Lviv is as the tourist bureau says is “Open to the World”. As a non-native visitor I don’t feel out of place. There are people here from all over the world. My neighborhood market cashier now says thank you to me in English. I still say “dyakuyu”.
It is a delightful walking town. There is so much to see and the mood changes daily. Rynok Square and other the historical center of the city are my favorite places to walk very little car traffic, with benches and outdoor cafes to sit and just people watch, always lively and full of surprises.
That said, as a pedestrian you need to be alert. Rush hour traffic is chaotic, too many cars and not enough street. Drivers frequently park their cars on the sidewalks. So far I haven’t seen posted speed limits. My observations as a pedestrian and an Uber passenger is that cars go as fast as they can until they encounter an obstacle. Caution, you don’t want to be that obstacle. I always cross at the designated cross walk, but I wait for at least one other person to be with me.

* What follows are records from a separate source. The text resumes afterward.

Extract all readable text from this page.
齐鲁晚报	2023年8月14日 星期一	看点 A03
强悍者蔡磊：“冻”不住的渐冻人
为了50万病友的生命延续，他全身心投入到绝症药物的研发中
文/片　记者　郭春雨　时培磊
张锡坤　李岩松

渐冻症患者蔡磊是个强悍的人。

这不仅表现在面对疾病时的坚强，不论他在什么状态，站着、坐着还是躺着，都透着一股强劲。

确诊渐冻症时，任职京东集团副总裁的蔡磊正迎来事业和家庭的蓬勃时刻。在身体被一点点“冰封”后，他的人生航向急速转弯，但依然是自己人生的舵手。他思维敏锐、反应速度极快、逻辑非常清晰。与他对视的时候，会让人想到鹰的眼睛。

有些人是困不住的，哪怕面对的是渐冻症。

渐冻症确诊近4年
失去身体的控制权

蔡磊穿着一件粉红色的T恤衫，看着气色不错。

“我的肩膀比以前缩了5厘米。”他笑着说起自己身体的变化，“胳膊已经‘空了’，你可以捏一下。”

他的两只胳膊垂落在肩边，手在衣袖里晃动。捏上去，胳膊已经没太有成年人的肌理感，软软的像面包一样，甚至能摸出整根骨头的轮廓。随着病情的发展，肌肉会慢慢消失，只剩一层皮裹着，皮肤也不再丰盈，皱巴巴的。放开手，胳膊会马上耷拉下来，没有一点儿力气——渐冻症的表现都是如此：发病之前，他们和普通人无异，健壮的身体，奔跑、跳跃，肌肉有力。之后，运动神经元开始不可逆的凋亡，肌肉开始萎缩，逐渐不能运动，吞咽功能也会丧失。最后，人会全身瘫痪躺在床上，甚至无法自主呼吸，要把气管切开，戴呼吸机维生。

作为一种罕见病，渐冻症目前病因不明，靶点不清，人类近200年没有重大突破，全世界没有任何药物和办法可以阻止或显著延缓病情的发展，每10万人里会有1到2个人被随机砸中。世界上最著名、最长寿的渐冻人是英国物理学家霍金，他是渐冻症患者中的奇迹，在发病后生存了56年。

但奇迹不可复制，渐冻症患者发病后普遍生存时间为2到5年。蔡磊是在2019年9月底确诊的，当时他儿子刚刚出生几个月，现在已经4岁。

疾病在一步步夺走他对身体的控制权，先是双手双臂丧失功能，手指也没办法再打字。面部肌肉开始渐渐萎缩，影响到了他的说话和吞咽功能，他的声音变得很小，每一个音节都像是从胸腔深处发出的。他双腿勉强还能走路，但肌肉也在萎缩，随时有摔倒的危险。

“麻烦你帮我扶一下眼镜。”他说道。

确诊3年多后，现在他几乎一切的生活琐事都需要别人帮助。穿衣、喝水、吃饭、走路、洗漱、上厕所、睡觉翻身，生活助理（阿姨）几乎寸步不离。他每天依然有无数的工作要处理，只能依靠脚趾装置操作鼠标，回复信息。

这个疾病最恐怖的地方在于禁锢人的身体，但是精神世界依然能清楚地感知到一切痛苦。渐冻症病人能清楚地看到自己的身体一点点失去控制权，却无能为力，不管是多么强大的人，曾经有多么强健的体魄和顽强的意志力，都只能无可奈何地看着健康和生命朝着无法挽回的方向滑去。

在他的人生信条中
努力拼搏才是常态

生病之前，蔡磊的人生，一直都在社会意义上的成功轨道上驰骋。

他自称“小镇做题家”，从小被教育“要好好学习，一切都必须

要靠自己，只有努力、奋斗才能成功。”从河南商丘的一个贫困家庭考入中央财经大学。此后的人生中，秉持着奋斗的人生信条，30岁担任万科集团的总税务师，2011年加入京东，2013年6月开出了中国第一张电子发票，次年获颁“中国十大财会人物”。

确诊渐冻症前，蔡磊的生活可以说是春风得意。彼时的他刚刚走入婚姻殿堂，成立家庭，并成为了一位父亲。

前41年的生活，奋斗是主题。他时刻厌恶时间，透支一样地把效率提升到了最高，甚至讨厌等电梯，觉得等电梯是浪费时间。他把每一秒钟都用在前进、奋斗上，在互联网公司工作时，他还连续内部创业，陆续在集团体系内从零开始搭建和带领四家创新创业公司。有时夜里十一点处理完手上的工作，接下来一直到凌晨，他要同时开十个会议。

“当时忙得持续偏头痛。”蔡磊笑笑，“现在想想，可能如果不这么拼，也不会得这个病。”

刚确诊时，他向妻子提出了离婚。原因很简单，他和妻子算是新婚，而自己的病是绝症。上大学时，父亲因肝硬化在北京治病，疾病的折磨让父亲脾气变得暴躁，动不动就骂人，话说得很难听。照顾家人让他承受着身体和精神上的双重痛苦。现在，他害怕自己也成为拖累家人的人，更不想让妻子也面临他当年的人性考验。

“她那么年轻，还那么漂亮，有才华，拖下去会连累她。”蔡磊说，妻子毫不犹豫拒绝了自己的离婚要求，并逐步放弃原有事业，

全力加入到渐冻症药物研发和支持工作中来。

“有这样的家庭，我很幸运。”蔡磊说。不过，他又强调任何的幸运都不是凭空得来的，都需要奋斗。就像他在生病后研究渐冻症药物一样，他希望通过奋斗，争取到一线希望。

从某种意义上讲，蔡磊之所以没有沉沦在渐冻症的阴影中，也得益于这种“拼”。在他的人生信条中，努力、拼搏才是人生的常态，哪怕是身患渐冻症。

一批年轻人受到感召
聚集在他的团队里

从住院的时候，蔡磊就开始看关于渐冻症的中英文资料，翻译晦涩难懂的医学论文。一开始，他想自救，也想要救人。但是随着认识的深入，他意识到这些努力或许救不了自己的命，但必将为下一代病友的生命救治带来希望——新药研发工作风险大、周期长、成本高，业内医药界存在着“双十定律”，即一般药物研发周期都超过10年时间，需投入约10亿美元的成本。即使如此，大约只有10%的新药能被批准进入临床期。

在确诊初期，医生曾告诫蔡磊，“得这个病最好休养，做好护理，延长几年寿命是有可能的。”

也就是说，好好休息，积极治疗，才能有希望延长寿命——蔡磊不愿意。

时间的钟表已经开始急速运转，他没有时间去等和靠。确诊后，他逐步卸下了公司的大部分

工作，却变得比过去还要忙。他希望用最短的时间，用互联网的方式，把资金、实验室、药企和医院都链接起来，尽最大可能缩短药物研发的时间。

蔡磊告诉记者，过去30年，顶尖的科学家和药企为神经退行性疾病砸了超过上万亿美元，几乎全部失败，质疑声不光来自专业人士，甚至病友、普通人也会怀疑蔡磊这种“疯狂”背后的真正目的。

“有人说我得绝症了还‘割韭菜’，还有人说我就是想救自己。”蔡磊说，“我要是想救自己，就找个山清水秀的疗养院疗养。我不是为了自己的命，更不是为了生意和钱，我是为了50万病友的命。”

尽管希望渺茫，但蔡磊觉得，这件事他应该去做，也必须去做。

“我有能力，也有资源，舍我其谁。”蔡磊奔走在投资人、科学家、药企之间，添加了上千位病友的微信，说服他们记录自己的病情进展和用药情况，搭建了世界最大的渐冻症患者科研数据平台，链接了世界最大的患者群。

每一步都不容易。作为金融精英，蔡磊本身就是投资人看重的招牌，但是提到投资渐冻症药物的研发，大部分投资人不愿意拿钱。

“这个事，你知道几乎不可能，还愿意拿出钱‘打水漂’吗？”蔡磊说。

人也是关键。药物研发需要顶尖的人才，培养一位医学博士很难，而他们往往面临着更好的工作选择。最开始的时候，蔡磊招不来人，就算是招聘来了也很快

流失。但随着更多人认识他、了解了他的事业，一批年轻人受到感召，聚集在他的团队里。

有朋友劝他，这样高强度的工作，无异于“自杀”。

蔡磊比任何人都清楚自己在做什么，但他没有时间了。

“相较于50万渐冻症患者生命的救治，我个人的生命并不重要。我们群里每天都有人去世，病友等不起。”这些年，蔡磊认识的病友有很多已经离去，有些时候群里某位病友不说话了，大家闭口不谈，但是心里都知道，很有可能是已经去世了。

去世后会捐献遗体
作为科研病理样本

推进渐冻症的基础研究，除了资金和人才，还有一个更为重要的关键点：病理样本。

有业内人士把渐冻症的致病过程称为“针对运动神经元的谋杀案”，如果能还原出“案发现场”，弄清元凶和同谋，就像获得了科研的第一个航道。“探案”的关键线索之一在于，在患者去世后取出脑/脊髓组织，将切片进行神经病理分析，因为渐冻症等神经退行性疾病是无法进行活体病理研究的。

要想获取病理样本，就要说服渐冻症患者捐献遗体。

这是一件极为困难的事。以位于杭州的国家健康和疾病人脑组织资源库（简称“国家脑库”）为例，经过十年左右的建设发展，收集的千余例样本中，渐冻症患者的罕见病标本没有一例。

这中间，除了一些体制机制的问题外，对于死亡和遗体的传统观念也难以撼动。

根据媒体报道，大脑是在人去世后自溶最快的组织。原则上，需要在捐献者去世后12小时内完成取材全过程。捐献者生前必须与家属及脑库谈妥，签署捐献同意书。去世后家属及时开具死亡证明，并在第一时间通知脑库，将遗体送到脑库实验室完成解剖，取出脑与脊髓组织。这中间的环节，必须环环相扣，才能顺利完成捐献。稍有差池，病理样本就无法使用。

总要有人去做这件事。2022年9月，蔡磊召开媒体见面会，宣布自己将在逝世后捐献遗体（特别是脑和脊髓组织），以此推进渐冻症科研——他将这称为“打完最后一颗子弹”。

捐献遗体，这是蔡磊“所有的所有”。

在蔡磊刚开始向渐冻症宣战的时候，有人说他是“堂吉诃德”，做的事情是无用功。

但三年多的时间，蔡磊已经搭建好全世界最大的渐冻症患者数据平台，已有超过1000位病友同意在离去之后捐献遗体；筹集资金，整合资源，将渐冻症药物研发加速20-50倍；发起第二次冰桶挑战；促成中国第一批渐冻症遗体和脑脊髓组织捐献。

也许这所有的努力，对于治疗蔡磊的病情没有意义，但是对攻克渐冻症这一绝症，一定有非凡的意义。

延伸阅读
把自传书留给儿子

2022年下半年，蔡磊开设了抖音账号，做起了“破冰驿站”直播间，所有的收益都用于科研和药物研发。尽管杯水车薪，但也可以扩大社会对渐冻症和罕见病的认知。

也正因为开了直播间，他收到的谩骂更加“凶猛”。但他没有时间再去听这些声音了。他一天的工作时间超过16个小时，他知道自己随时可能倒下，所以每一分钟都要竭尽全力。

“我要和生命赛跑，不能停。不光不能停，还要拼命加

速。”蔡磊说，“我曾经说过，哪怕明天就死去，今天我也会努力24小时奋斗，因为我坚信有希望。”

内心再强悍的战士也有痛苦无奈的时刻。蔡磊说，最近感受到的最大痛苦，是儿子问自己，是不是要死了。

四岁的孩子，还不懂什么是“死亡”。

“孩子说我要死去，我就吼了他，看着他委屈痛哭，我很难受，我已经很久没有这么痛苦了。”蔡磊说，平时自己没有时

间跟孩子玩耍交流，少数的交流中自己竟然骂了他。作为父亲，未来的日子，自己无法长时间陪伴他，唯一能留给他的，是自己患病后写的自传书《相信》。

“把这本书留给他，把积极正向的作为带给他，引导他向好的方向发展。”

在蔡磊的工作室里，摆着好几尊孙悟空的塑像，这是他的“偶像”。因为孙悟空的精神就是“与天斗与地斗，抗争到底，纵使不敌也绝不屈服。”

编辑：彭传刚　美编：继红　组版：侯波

When it comes traveling a significant distance, other than walking, my weekly mode of transportation is the “tramvay” or tram.
Fare for the tram is 5 UAH (Ukrainian Hryvnia), which is about 0.19 USD. You can purchase tickets on the tram. Most rides are on the honor system. On one occasion an inspector entered the tram and asked us to show our tickets. You purchase your ticket, then you need to punch it as soon as possible. On a full tram this can be a challenge. Frequently when people are too crowded to snake their way forward to purchase a ticket they will just pass their money to the person in front of them with instructions for how many and which type of tickets they wish. Then their change and tickets will get passed back to them. Students ride for 2.50 UAH, I know this because two students passed me 5 UAH to buy their tickets.
Generally my tram experience has been pleasant. I usually haven’t had to wait too long and fortuately my route only involves 4 stops. Twice someone has given me their seat. Unfortunately there have been at least three occasions when my ride was cut short. The driver was stopped in traffic barely moving. She then made a lengthy announcement, some of which I understood. While I was still digesting the message, everyone else on the tram just sttood up, rushed off and started walking. Typically, I am not afraid to go against the crowd, but in cases like this I have learned it is best to follow the lead of the native speakers.
Continuing to learn new lessons everyday.